Friday, 6 January 2012

06/01/12

Hi Kirk
There have been some fairly dramatic developments on our side of the pond today. Stuart informed us of some of the assessment criteria for judging the eventual success of the scheme which changes things slightly from what we were initially talking about…it seems that the mentoring scheme will really be for courses that are really poor and failing to retain their students. There will be a heavy top down bias to get mentoring established within these departments as opposed to their being an open call for applications from all over the university which is likely to result in the best courses being awarded mentoring schemes as their applications will naturally be stronger. Whilst this doesn’t preclude applications from strong courses being accepted but it does force a key principle to become the favouring of failing modules or those with poor progression and retention rates.
Still no name, although your suggestion was greatly appreciated and caused much mirth in our meeting earlier.
We have two new authors on here to welcome, Jamie and Melissa are now fully on board.
Luke


Meeting on 6th January 2012 to discuss the actions needed to launch the mentoring scheme

Attending:
Stuart Brand
Luke Millard
Melissa Tisdale
Jamie Morris
Luke Nagle


Course of Discussion:
Stuart had meeting with Pro-Vice Chancellor on Thursday 5th January and received full support, but a requirement to deliver a significant impact.

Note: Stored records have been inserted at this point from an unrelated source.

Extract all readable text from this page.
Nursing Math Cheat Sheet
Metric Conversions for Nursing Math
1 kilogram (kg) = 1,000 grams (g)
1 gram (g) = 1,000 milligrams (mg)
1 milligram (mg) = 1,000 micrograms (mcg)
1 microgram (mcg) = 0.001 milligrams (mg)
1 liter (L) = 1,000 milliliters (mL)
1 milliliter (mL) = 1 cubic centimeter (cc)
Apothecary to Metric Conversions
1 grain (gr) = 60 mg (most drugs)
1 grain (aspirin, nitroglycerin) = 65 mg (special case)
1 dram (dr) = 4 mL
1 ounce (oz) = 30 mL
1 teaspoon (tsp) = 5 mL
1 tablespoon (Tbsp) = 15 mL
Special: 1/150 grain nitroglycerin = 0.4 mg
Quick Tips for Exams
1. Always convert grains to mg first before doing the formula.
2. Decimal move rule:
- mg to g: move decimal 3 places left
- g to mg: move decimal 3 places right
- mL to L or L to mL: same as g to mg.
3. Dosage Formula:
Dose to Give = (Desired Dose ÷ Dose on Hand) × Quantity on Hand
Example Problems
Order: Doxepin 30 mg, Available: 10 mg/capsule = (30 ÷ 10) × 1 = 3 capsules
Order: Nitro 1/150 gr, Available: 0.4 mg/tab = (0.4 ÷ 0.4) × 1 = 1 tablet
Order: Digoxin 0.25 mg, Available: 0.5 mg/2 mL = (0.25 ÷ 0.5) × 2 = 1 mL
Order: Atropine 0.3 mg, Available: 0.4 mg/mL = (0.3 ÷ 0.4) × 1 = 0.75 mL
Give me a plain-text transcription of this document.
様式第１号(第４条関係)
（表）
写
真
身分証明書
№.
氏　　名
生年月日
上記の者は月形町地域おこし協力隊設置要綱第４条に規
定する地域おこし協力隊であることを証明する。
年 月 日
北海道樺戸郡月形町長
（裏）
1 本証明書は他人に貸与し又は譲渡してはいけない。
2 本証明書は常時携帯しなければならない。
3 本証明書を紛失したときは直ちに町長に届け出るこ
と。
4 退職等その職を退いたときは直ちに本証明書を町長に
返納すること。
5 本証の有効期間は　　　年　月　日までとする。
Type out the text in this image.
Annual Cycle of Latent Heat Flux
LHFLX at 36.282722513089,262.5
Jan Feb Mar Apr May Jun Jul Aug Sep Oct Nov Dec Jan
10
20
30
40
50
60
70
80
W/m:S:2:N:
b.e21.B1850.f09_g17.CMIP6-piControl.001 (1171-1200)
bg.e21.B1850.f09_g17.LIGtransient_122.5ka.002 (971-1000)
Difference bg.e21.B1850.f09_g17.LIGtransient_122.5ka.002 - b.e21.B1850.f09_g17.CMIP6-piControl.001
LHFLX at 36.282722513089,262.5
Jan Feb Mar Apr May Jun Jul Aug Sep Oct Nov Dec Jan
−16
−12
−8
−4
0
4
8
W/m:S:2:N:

> Stuart asks Melissa and Jamie how they came to be selected to be involved with the mentoring schemes they are on with Kerry Gough.
Melissa – was press ganged into following a pied piper-esque   Kerry Gough to a mentor meeting
Jamie – was asked whether he would be interested in mentoring for a module in which he achieved 81%

 > Stuart asks Melissa and Jamie what their current work load and week structure is like.
Both are currently organising work placements and are in 3/5 modules this semester. Both busy but both have time.

> Luke M explains what Change Academy is to Melissa and Jamie and the ambition to set up 1000 student jobs in all areas of the university to develop student facing frontages and student ownership, pride, community and work experience. One of the jobs being put forward is mentoring.

> Stuart offers chance for Melissa and Jamie to take on a position through Change Academy which means they can work more hours. Offered a day a week/8 hours.


> Questions raised for consideration later in the meeting:
Do we financially limit the projects, how many man hours can we allocate to a single project?
How do we access applications?
What do we call the scheme and how can we brand it/advertise it etc.?

> Detailed timeline of requirements established (see Visio document, watch this space)

> Development of Principles and Suggestions to judge applications by/include in the call for submissions: ( + Principles, * Suggestions )
 
+ Prior thought to timeline, benefits, outcomes etc.
+ Demonstration of how scheme will benefit progression, retention and achievement – the numbers of students it will impact upon.
+ Favouring failing modules, poor progression/retention rates etc.
+ Define what is meant by mentoring (what Kirk and Luke N started)
+ Demonstration of Partnership
* Genuinely Innovative Mentoring Ideas
* Examples of mentoring scheme that show the attributes defined above
* Small, Medium, Large and Extra Large projects all to be encouraged. A project which only needs 10hours can be as valid and useful as one which requires 500 hours.

> Stuart informs us of new directional/controls on what the ultimate aims of the mentoring scheme are from the funding point of view. Scheme is principally concerned with improving retention and achievement rates with undergraduate courses, not necessarily to do with satisfaction or brilliance of idea. ie. best/most applications that would come from an open call would be from courses that are already good and doing interesting things so whilst the projects would be good they would have less effect than if mentoring programs were in operation in the courses that are weak. However the weakest courses won’t submit applications in such numbers for the same reason as they are weak, they are dysfunctional. Unlike SAPs which is fundamentally BOTTOM UP this Mentoring project is going to have to be more TOP DOWN. Therefore Faculty Heads and Deans would have to play a role in awarding funding to mentoring projects to weak courses.  The parable of the sower comes to mind, the man scatters seed all over the ground, some falls on stony ground, some lands on the road, and some lands in the thorn bushes none of which fully come to bear fruit. But some lands on fertile ground and comes to bear fruit one hundred fold. The thorns bushes and the stony ground represent the weak courses and the fertile land the good, proactive and engaged courses in this case. Whilst it has been fine for the SAP scheme to scatter seed all over in the hope of finding fertile ground the mentoring scheme needs to try and turn the infertile ground into fertile land, to clear away the thorns and stones and sow seed selectively.